Helped by the strong performance of its anti-cancer and rheumatoid arthritis/non-Hodgkin's lymphoma drugs - Avastin(bevacizumab) and Rituxan (rituximab), US biotechnology giant Genentech posted another set of stompingly good results for the second quarter ended June 30, 2007, and has upped its forecast for the full year.

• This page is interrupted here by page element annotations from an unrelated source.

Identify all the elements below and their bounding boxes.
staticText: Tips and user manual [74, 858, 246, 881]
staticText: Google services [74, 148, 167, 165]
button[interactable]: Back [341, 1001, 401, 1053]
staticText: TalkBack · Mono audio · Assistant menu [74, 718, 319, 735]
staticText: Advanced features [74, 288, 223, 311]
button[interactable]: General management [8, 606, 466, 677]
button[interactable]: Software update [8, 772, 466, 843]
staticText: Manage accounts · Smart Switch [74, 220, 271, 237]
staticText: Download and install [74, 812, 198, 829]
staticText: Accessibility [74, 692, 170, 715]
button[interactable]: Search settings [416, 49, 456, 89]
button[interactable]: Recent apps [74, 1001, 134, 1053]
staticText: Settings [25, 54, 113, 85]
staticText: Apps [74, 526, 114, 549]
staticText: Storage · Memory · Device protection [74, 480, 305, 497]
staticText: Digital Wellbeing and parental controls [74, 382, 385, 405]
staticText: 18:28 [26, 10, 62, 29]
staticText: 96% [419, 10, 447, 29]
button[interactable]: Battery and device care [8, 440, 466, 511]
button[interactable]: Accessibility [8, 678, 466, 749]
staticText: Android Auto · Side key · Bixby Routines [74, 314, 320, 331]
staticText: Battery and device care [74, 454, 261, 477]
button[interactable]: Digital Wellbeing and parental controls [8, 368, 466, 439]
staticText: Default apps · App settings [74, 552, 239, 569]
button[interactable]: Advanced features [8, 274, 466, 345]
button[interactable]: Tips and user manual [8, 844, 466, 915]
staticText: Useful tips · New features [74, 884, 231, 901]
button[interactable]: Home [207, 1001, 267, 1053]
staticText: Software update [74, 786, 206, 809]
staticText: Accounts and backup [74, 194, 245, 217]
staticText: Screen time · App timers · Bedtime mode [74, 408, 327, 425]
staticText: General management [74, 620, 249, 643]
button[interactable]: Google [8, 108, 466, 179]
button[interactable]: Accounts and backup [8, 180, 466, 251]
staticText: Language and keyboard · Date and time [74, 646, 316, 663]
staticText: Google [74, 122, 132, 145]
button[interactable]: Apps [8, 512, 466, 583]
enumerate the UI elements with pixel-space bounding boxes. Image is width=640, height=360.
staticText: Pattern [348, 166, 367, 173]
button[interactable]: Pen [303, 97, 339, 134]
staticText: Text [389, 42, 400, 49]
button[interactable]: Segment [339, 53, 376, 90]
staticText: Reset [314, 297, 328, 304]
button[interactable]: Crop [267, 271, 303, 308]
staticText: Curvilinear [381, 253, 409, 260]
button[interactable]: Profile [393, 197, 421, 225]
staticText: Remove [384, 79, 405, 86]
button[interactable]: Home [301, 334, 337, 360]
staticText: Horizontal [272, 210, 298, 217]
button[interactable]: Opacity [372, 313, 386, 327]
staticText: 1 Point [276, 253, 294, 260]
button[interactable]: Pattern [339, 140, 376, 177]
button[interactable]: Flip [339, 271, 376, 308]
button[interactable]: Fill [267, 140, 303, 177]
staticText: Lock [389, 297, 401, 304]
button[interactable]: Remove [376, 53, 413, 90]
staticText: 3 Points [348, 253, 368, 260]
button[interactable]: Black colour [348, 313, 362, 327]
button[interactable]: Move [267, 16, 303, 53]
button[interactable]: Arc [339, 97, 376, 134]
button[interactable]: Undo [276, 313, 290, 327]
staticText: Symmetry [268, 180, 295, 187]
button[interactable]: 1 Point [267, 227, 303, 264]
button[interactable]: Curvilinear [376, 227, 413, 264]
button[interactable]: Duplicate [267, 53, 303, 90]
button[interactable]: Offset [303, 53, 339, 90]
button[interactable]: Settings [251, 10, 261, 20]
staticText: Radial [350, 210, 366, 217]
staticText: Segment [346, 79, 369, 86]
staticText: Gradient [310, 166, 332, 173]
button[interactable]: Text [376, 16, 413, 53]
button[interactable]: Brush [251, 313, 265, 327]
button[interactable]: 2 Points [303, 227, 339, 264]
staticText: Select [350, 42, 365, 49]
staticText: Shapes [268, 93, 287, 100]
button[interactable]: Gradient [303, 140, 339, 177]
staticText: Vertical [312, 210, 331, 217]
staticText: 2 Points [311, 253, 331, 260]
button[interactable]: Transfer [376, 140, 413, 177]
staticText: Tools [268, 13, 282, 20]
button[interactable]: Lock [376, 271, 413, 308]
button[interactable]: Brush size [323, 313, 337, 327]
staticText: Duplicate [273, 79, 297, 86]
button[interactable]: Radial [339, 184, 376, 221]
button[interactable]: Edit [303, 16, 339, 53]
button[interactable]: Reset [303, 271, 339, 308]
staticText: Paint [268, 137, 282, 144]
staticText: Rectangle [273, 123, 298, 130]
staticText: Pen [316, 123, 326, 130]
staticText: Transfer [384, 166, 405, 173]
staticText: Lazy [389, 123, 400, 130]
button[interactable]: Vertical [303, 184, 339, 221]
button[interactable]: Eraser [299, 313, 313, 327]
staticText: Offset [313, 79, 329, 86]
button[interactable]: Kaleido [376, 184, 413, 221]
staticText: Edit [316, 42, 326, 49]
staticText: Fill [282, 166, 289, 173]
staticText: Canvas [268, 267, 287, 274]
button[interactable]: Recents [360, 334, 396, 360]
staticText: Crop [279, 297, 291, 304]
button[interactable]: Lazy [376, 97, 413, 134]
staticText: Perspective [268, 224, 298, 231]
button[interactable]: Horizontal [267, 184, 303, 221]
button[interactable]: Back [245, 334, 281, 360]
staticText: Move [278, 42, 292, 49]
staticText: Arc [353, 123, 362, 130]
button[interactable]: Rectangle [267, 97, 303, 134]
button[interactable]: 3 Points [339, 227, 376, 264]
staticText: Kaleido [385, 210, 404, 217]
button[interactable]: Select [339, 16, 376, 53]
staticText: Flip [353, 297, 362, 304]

Genentech, which is majority-owned by Swiss pharmaceutical major Roche, posted total operating revenues of $3.0 billion, up 36.6% on the like, year-earlier period. with product sales rising 35.0% to $2.44 billion. Non-generally-accepted accounting principle net income increased 39.0% to $834.0 million for the quarter, or $0.78 per share. This was slightly up on consensus forecasts of $0.72. On account of the positive performance, the company has raised its earnings per share forecast for the full year to $2.85-$2.95, f rom $2.78-$2.89. However, having risen prior to the release of the results after the close of trading on July 11, the firm's stock dipped $0.30 to $75.63 in after-hours activity .
Fuelling the sales growth was the group's best-selling drug, Rituxan, which increased 11% to $582.0 million, and Avastin, which saw revenues leap 33% to $564.0 million. The latter, previously indicated only for colon cancer, was boosted by its increased use in the treatment of lung cancer, said Genentech vice president for commercial operations Ian Clark, quoted by the Wall Street Journal. The lung cancer indication was approved last year and some doctors are reportedly also using Avastin to treat breast cancer patients and eye diseases.